Modernizing our elections will ensure that “we, the people” will be heard


We are all still reeling from 2020. We long for the days before this pandemic when we took the kisses and hugs with which we greeted each other for granted. But even if social distancing and masking are the public health orders of the day, I see 2021 as the year in which we must restore the fraying ties that bind us. We must strengthen our commitment to help each other rebuild our fractured lives.

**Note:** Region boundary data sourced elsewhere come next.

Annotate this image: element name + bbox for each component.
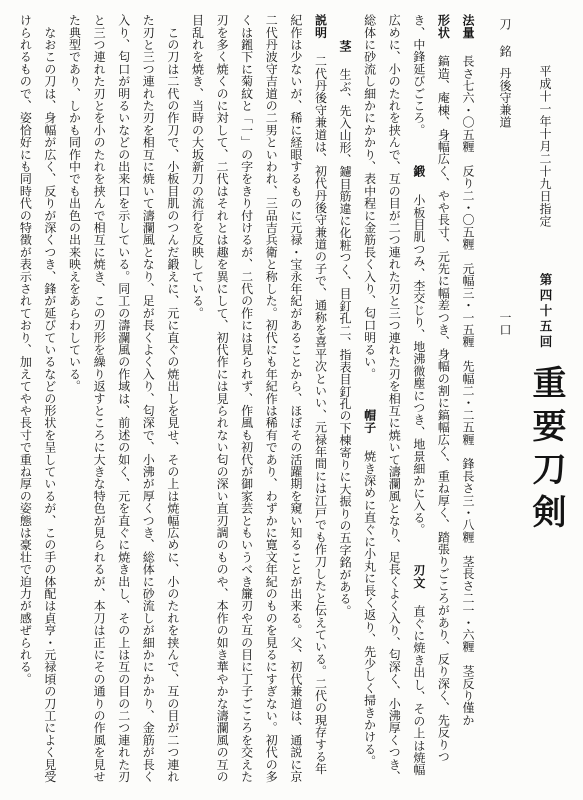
- sword-count: 一口: [498, 311, 512, 335]
- explanation-paragraph-1: 二代丹後守兼道は、初代丹後守兼道の子で、通称を喜平次といい、元禄年間には江戸でも…: [190, 14, 327, 783]
- mei-label: 銘: [498, 45, 512, 57]
- measurements-label: 法量: [461, 14, 475, 38]
- forging-text: 小板目肌つみ、杢交じり、地沸微塵につき、地景細かに入る。: [412, 194, 426, 536]
- forging-label: 鍛: [412, 165, 426, 177]
- designation-date: 平成十一年十月二十九日指定: [538, 65, 552, 228]
- mei-value: 丹後守兼道: [498, 67, 512, 128]
- vertical-text-flow: 平成十一年十月二十九日指定 第四十五回 重要刀剣 刀 銘 丹後守兼道 一口 法量…: [13, 14, 565, 786]
- shape-label: 形状: [436, 14, 450, 38]
- section-explanation: 説明 二代丹後守兼道は、初代丹後守兼道の子で、通称を喜平次といい、元禄年間には江…: [185, 14, 333, 786]
- explanation-paragraph-3: なおこの刀は、身幅が広く、反りが深くつき、鋒が延びているなどの形状を呈しているが…: [13, 14, 62, 786]
- certificate-page: 平成十一年十月二十九日指定 第四十五回 重要刀剣 刀 銘 丹後守兼道 一口 法量…: [0, 0, 583, 800]
- tang-label: 茎: [338, 40, 352, 52]
- designation-session: 第四十五回: [538, 273, 552, 351]
- boshi-label: 帽子: [363, 409, 377, 433]
- page-title: 重要刀剣: [527, 365, 564, 537]
- hamon-label: 刃文: [412, 564, 426, 588]
- sword-signature-column: 刀 銘 丹後守兼道 一口: [492, 14, 517, 786]
- section-description-block: 形状 鎬造、庵棟、身幅広く、やや長寸、元先に幅差つき、身幅の割に鎬幅広く、重ね厚…: [332, 14, 455, 786]
- explanation-paragraph-2: この刀は二代の作刀で、小板目肌のつんだ鍛えに、元に直ぐの焼出しを見せ、その上は焼…: [62, 14, 185, 786]
- explanation-label: 説明: [313, 14, 327, 38]
- section-measurements: 法量 長さ七六・〇五糎 反り二・〇五糎 元幅三・一五糎 先幅二・二五糎 鋒長さ三…: [455, 14, 480, 786]
- sword-type: 刀: [498, 18, 512, 30]
- measurements-text: 長さ七六・〇五糎 反り二・〇五糎 元幅三・一五糎 先幅二・二五糎 鋒長さ三・八糎…: [461, 55, 475, 726]
- tang-text: 生ぶ、先入山形、鑢目筋違に化粧つく、目釘孔二、指表目釘孔の下棟寄りに大振りの五字…: [338, 68, 352, 617]
- designation-header: 平成十一年十月二十九日指定 第四十五回 重要刀剣: [525, 14, 565, 786]
- boshi-text: 焼き深めに直ぐに小丸に長く返り、先少しく掃きかける。: [363, 450, 377, 767]
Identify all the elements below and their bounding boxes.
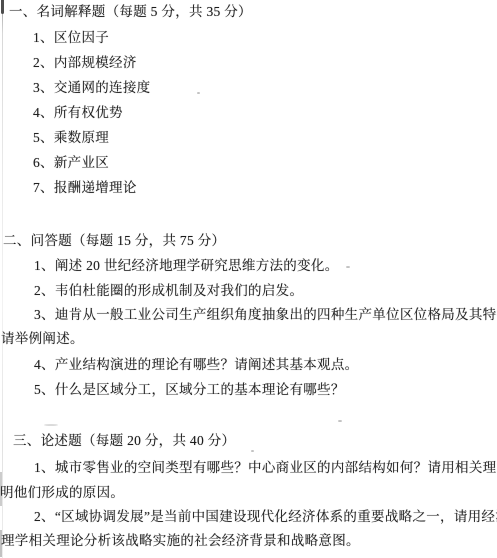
question-continuation: 明他们形成的原因。 [0, 484, 124, 501]
scan-artifact-speck [44, 424, 58, 426]
question-item: 2、韦伯杜能圈的形成机制及对我们的启发。 [34, 282, 303, 299]
question-item: 4、产业结构演进的理论有哪些？请阐述其基本观点。 [34, 356, 358, 373]
scan-artifact-speck [346, 266, 350, 268]
question-continuation: 请举例阐述。 [1, 330, 84, 347]
question-item: 1、阐述 20 世纪经济地理学研究思维方法的变化。 [34, 257, 339, 274]
question-item: 5、乘数原理 [33, 129, 109, 146]
question-item: 1、城市零售业的空间类型有哪些？中心商业区的内部结构如何？请用相关理论说 [34, 459, 497, 476]
question-item: 5、什么是区域分工，区域分工的基本理论有哪些？ [34, 381, 345, 398]
section-heading: 二、问答题（每题 15 分，共 75 分） [3, 232, 225, 249]
question-item: 3、迪肯从一般工业公司生产组织角度抽象出的四种生产单位区位格局及其特征， [34, 306, 497, 323]
question-item: 7、报酬递增理论 [33, 179, 137, 196]
scan-artifact-speck [338, 420, 342, 422]
section-heading: 三、论述题（每题 20 分，共 40 分） [13, 432, 235, 449]
question-item: 6、新产业区 [33, 154, 109, 171]
question-item: 2、“区域协调发展”是当前中国建设现代化经济体系的重要战略之一，请用经济地 [34, 508, 497, 525]
scan-artifact-speck [251, 450, 254, 452]
section-heading: 一、名词解释题（每题 5 分，共 35 分） [9, 3, 252, 20]
question-item: 3、交通网的连接度 [33, 79, 150, 96]
question-continuation: 理学相关理论分析该战略实施的社会经济背景和战略意图。 [1, 532, 360, 549]
exam-paper-page: 一、名词解释题（每题 5 分，共 35 分） 1、区位因子 2、内部规模经济 3… [0, 0, 497, 558]
scan-artifact-top-left-mark [1, 0, 4, 14]
question-item: 1、区位因子 [33, 29, 109, 46]
question-item: 2、内部规模经济 [33, 54, 137, 71]
scan-artifact-left-edge-line [2, 0, 3, 558]
question-item: 4、所有权优势 [33, 104, 123, 121]
scan-artifact-speck [197, 92, 200, 94]
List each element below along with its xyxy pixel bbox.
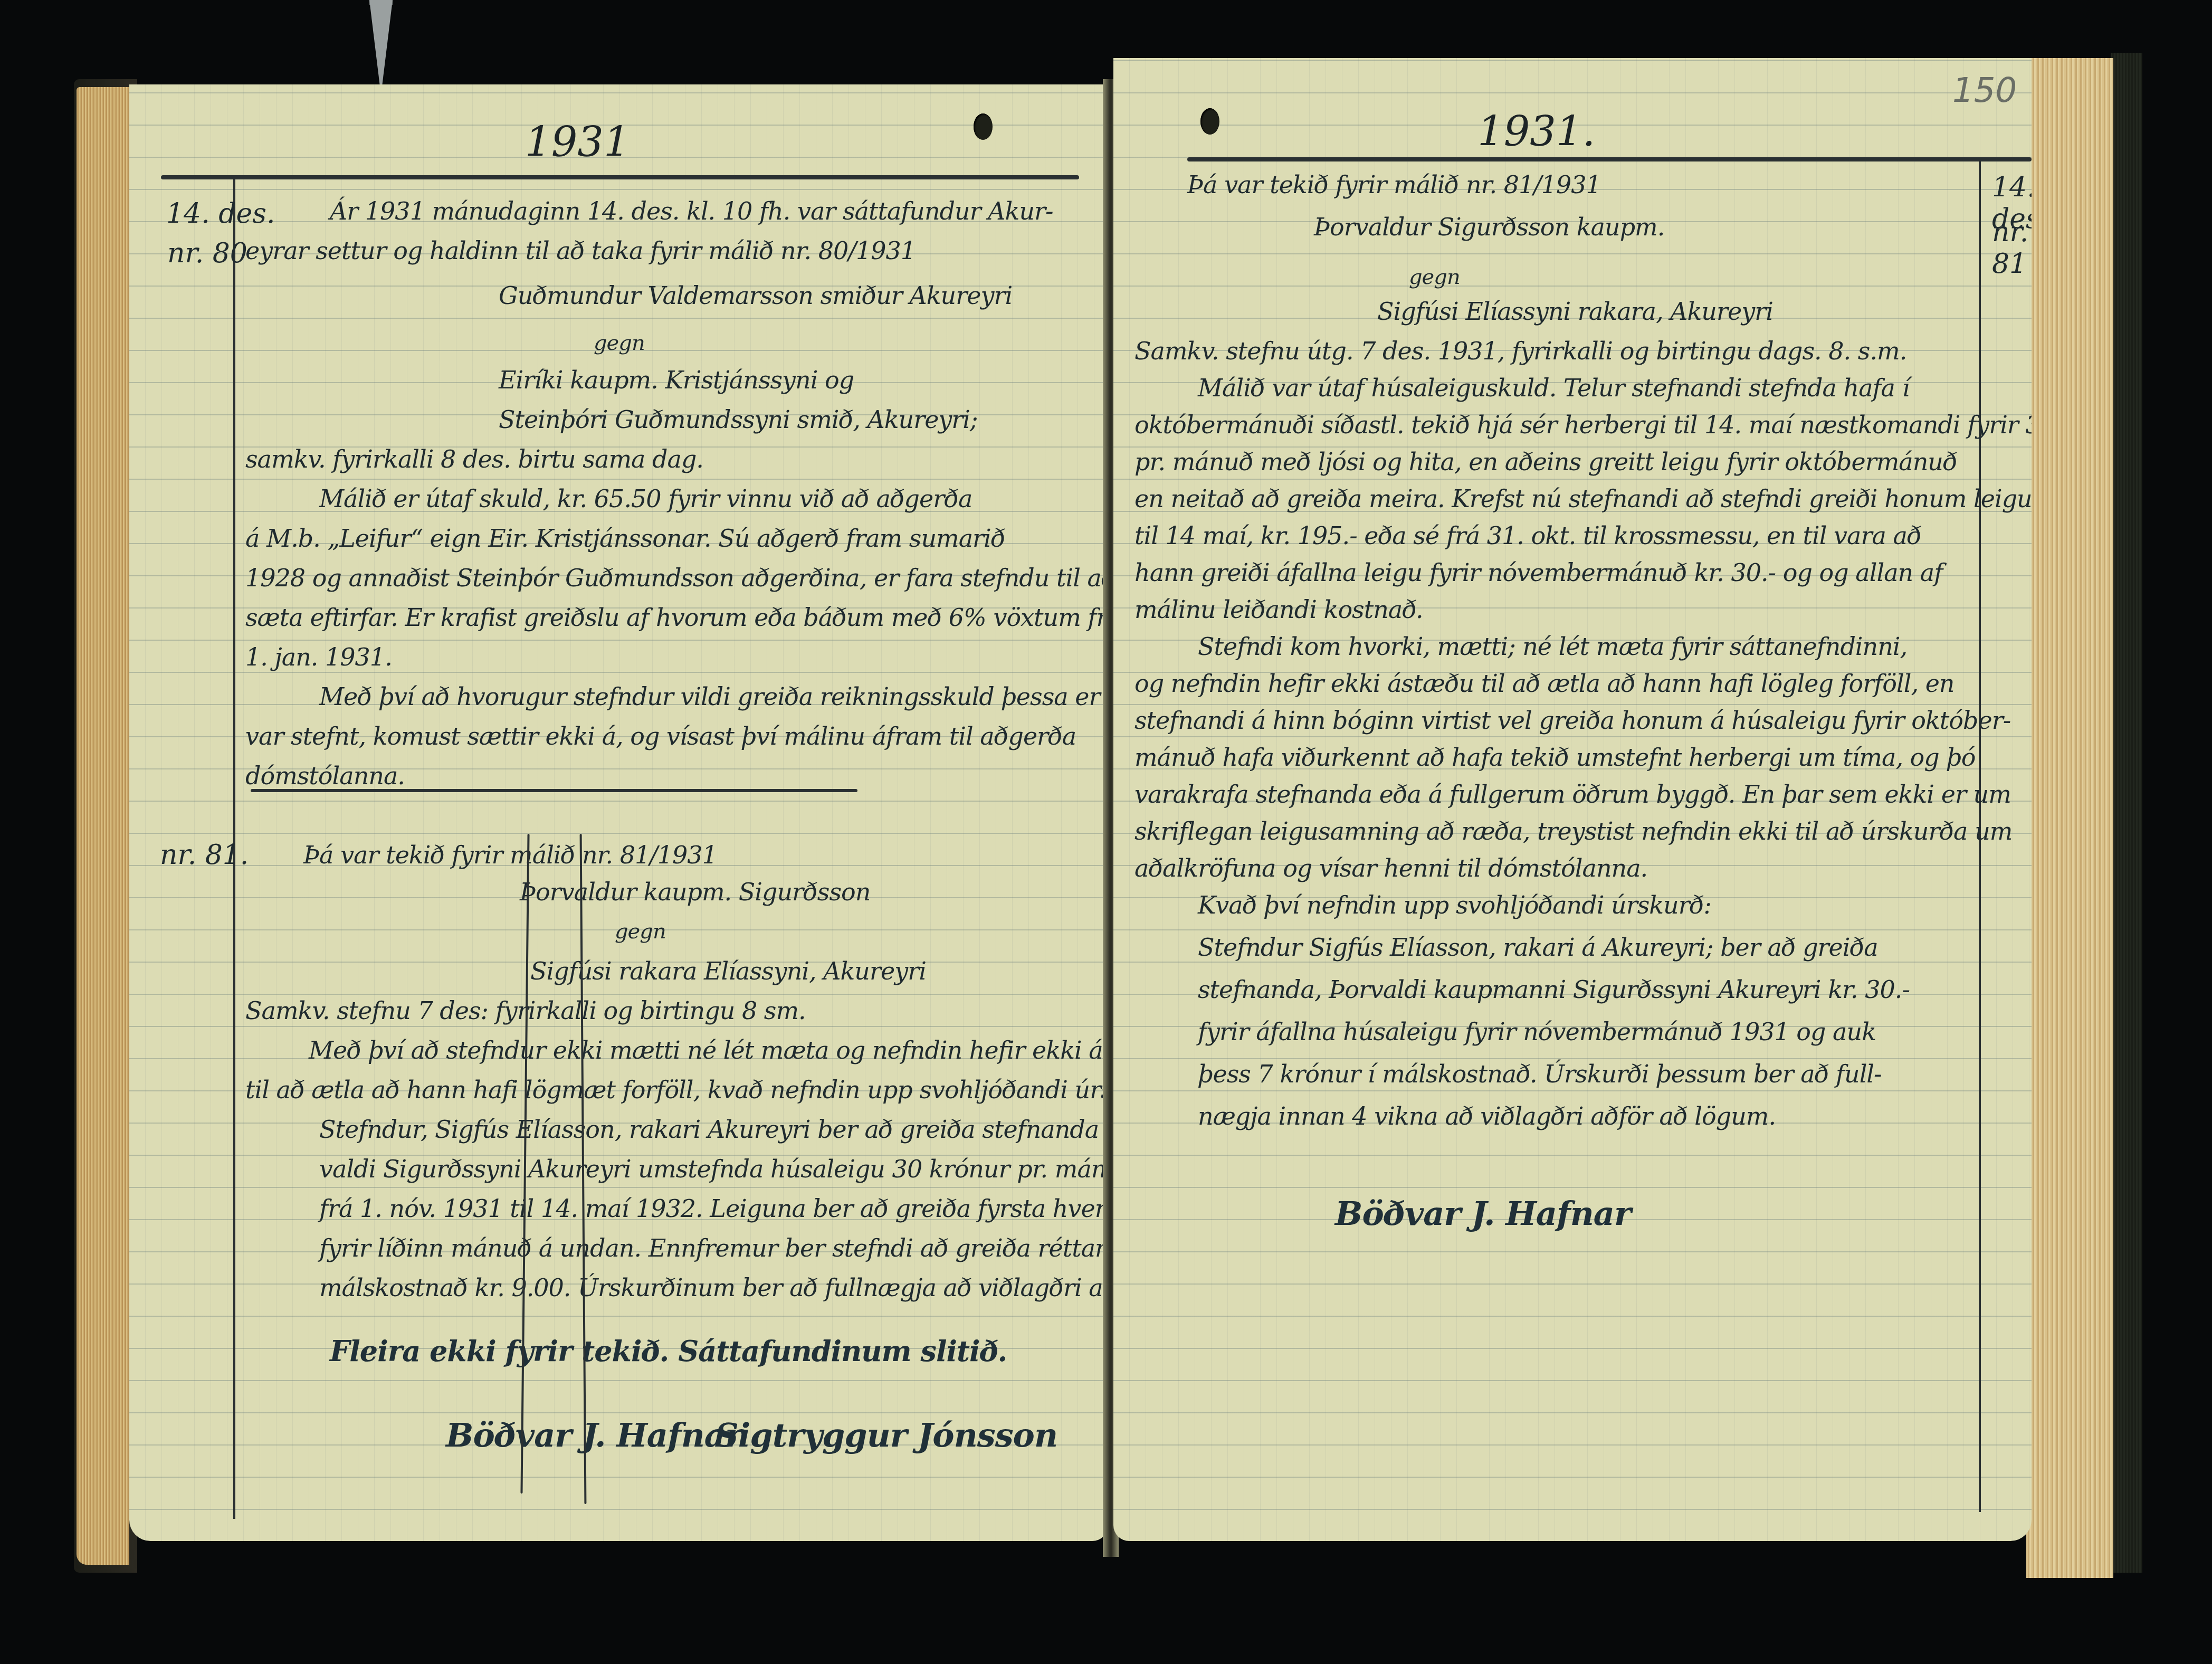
entry-81-closing: Fleira ekki fyrir tekið. Sáttafundinum s… [330, 1319, 1007, 1383]
margin-case-number: nr. 80 [167, 237, 247, 269]
signature-1: Böðvar J. Hafnar [1335, 1182, 1631, 1245]
signature-1: Böðvar J. Hafnar [446, 1404, 742, 1467]
right-page: 150 1931. 14. des. nr. 81 Þá var tekið f… [1113, 58, 2032, 1541]
header-rule [161, 175, 1079, 179]
entry-separator [251, 789, 857, 792]
entry-80-body-8: dómstólanna. [245, 744, 405, 807]
page-number: 150 [1952, 71, 2017, 110]
entry-81-plaintiff: Þorvaldur Sigurðsson kaupm. [1314, 195, 1664, 259]
page-edges-left [77, 87, 129, 1565]
right-page-year: 1931. [1477, 108, 1595, 156]
page-edges-right [2026, 58, 2113, 1578]
margin-case-number: nr. 81. [160, 839, 249, 871]
entry-80-plaintiff: Guðmundur Valdemarsson smiður Akureyri [499, 264, 1012, 327]
punch-hole [1200, 108, 1219, 135]
left-page-year: 1931 [525, 119, 630, 166]
left-page: 1931 14. des. nr. 80 Ár 1931 mánudaginn … [129, 84, 1108, 1541]
margin-case-number: nr. 81 [1992, 216, 2032, 280]
entry-81-body-7: málskostnað kr. 9.00. Úrskurðinum ber að… [319, 1256, 1108, 1319]
signature-2: Sigtryggur Jónsson [715, 1404, 1057, 1467]
page-holder-blade [369, 0, 393, 95]
punch-hole [974, 113, 993, 140]
entry-81-plaintiff: Þorvaldur kaupm. Sigurðsson [520, 860, 870, 924]
entry-81-body-20: nægja innan 4 vikna að viðlagðri aðför a… [1198, 1085, 1776, 1148]
book-cover-right [2111, 53, 2142, 1573]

As the new chair of the Board of Trustees of the Office of Hawaiian Affairs, I feel blessed to have the opportunity to lead that work of repairing and rebuilding within the context of the mission of OHA. I am committed to doing all I can to move forward OHA’s Strategic Plan, which prioritizes the urgent needs of our beneficiaries for better education, health care, quality housing and economic stability. On top of disproportionate representation among the houseless, Native Hawaiians are among those taking the brunt of the impact of COVID-19. Yet while the problems are many and obvious to all of us, the move towards solutions is far slower than it should be.

Those affected by policy decisions need to be sure that their interests are represented when policy is crafted. That starts with voting. Yet with so many struggling to make ends meet, with the challenge of living far from urban centers, and not always having access to the internet, registering to vote can fall way down in the list of priorities for eligible voters.

There is a common-sense, cost- and time-saving solution: enact automatic voter registration. This simply means that when someone goes to the DMV to get or renew their driver’s license or state ID, their voter information will be sent electronically to the County Elections Division, unless they opt out. This way their voter registration is always kept up to date and they are ready to vote whenever an election rolls around. Yes, there is same-day voter registration in Hawaii. But the long lines we saw on Election Day at the handful of voter service centers across the islands tell us that there is definitely room to further modernize and streamline our election process.

At a time of unseemly attacks on our democracy, it behooves us to take whatever steps we can to protect the ability of people to make their voices and their wishes heard. And if one of those steps — automatic voter registration — also promises to save time and money, is there any logical reason not to do it? I don’t think so.

I know that my ability to steer the Board of Trustees at OHA depends on the full engagement of our beneficiaries and those who have been elected to serve them. Similarly, the ability of our elected officials to steer the ship of state through the rocky waters that we know lie ahead depends on the full engagement of voters. The election officials and volunteers deserve our thanks for all they did to ensure that vote by mail went off smoothly in the first year of implementation. Thousands more voted. But thousands still did not. Among them are many of our beneficiaries who may not even be registered to vote because they are too busy addressing the struggle to access housing, education, health care — and to pay for groceries. They have no time or energy to worry about whether they are registered to vote. But these are the people whose interests must be better represented. Making it easier for them to be ready to vote through AVR will give them a fighting chance to have a say in who speaks for their community.

As I look forward to closing the distance between OHA trustees and the beneficiaries we are duty-bound to serve by being more attentive to all voices, I hope the Legislature will be equally eager to close the distance between the people and its government. Make automatic voter registration law this year. It is the logical next step after the success of vote by mail.

* Hulu Lindsey represents Maui on the OHA Board of Trustees. The award-winning entertainer and businesswoman was first elected in 2012. Previously, she worked at the Maui Land & Pineapple Company and was also a land administrator in Maui County.